I’ve been writing what I call “Bad Poetry.” It started as an effort to conserve the one-liners that spontaneously arise in my constantly chattering mind – those snippets that suddenly stop me in my tracks and momentarily stun me into Silence.

Like the time my partner called from the distant kitchen, “There’s a cricket in the teapot.”
Or the other morning as I dragged myself outside for a cup of coffee only to be amazed by the sunrise and I heard the comment, “God doesn’t know it’s a Monday.”

To me these moments are brief epiphanies that invite poems I have never finished. And so recently I sought to remedy that. Thing is the Moment has long passed and I am left to write the poem itself from a very ordinary state. I went with the appellation, Bad Poetry, kind of an excuse and apology. Though, I do discover that the slow reworking of the lines day after day does begin to shift my brain until it begins to function differently. I begin to feel the original expansiveness that the first line stirred.

There’s a cricket in the teapot –
decrying kitchen accident
her intent was never poetry
though linguistic ambiguity
encourages the paring down
as one might peel an apple
until she could not help herself
until delight became intolerable
until with thumb and forefinger
she placed the phrase... there
right beside the cup.

Presentation, presentation,
she whispered
satisfied.


OK, bad poetry. But, I enjoyed it.
In fact, I have long forgotten bits of bad poems scattered through computer files and scraps of paper tucked away which I find from time to time. It was in this context that a few day as ago, while sorting though old stock trading notebooks (a whole other life and story) my eyes fell upon a folded paper stuck in a notebook pocket. There in my own hand once deliberately set upon the page and now totally forgotten were these words:

To have watched from one of your patios
the ancient stars
from the bench of shadow…


Whoa! No recollection of doing this at all. What an awkward line! What was I thinking? What patios? I don’t know no “patios.” So I started from the top and read slowly once again. My displeasure with the first few lines settled a bit after a few repetitions. I let them off with a "well, OK" as I began to catch the rhythm and could continue on. I began to like each line more and more:

To have watched from one of your patios
the ancient stars
from the bench of shadow to have watched
those scattered lights
that my ignorance has learned no names for
nor their place in constellations,
to have heard the note of water
in the cistern
known the scent of jasmine and honeysuckle,
the silence of the sleeping bird,
the arch of the entrance, the damp
these things perhaps are the poem.
Jorge Luis Borges

This wasn’t my poem! My brain shook itself like some loose jowl dog shaking drool in all directions. And then I was laughing and understood.
It was a real poem, by a real poet. And it was a keeper.

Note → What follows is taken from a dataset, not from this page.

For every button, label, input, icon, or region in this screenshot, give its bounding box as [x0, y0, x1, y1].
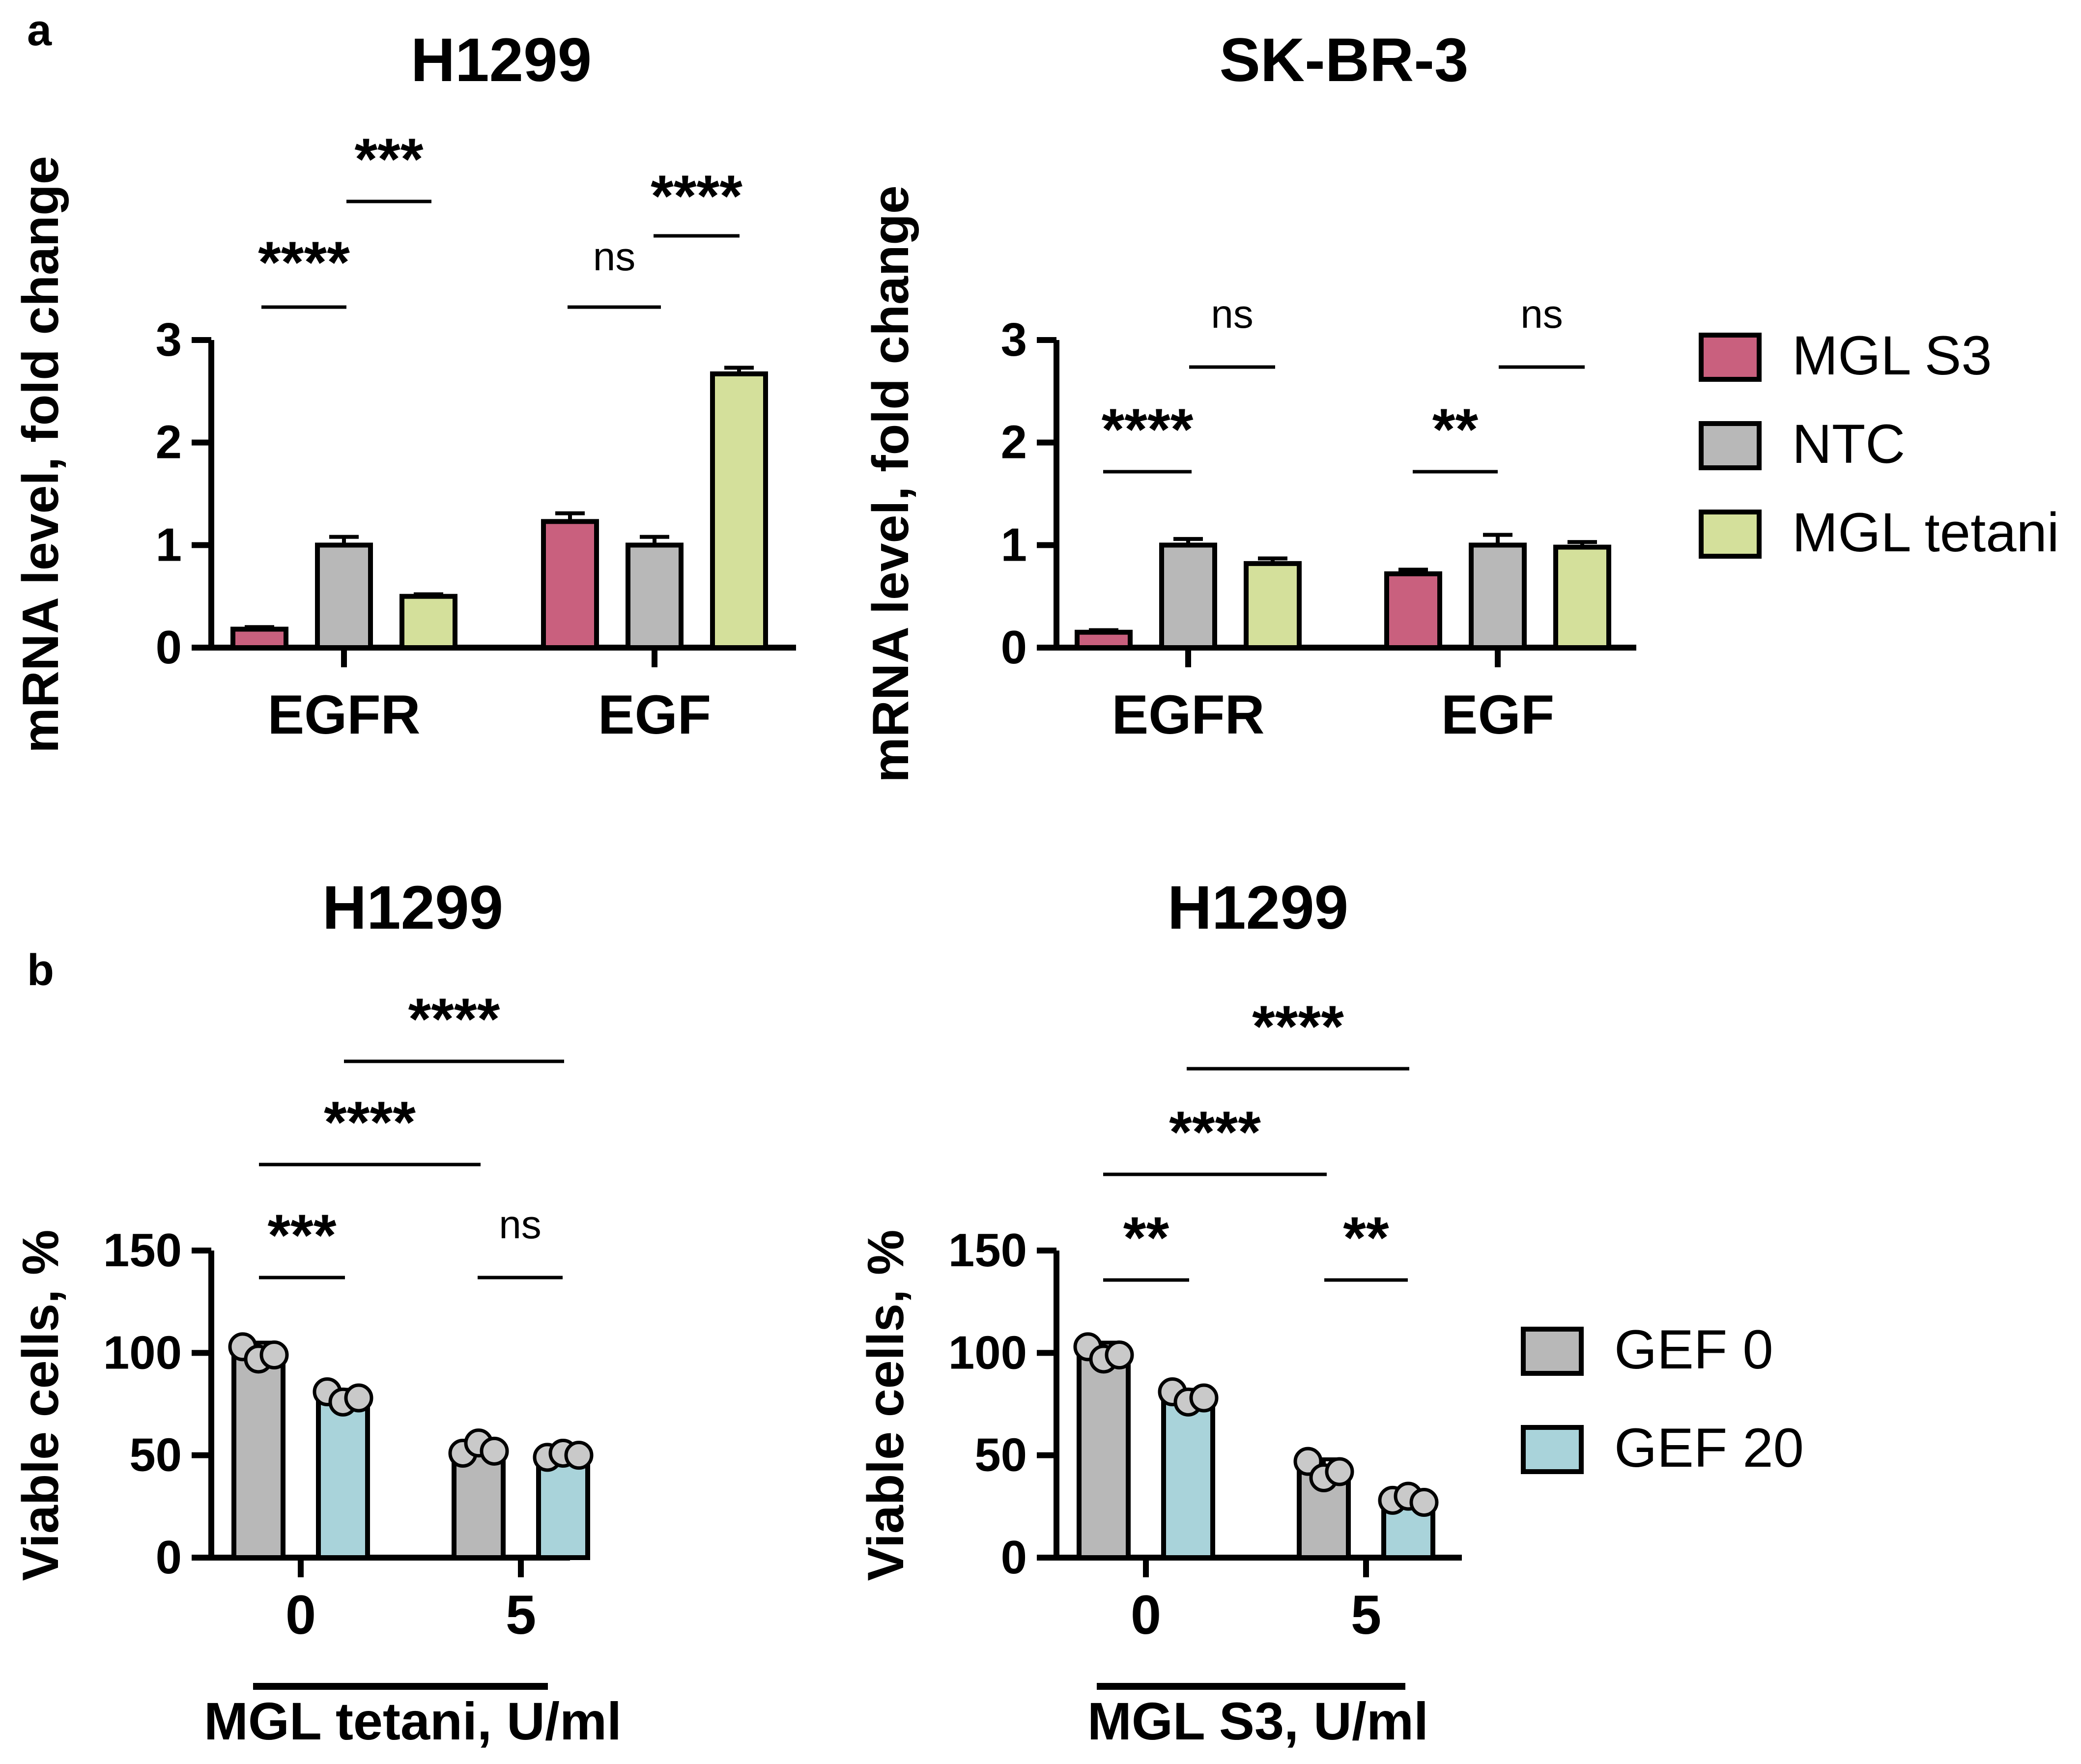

At the bottom of the page I had written:
It is the poem, it is the Silence
of our Self and wanting to come home.

And now I am wondering if maybe the journey would go easier if I didn’t prejudge and label from the start my efforts as “bad poetry.” Not that a discerning eye isn’t necessary – but how quickly discernment becomes merely critical, or worse cynical, or even worse, worse sophisticated.

What we need is simply an eye that notices.
An eye that is awake.
An ear that really hears.
So I’m sticking with the poetry. I’m betting Life will hurt less.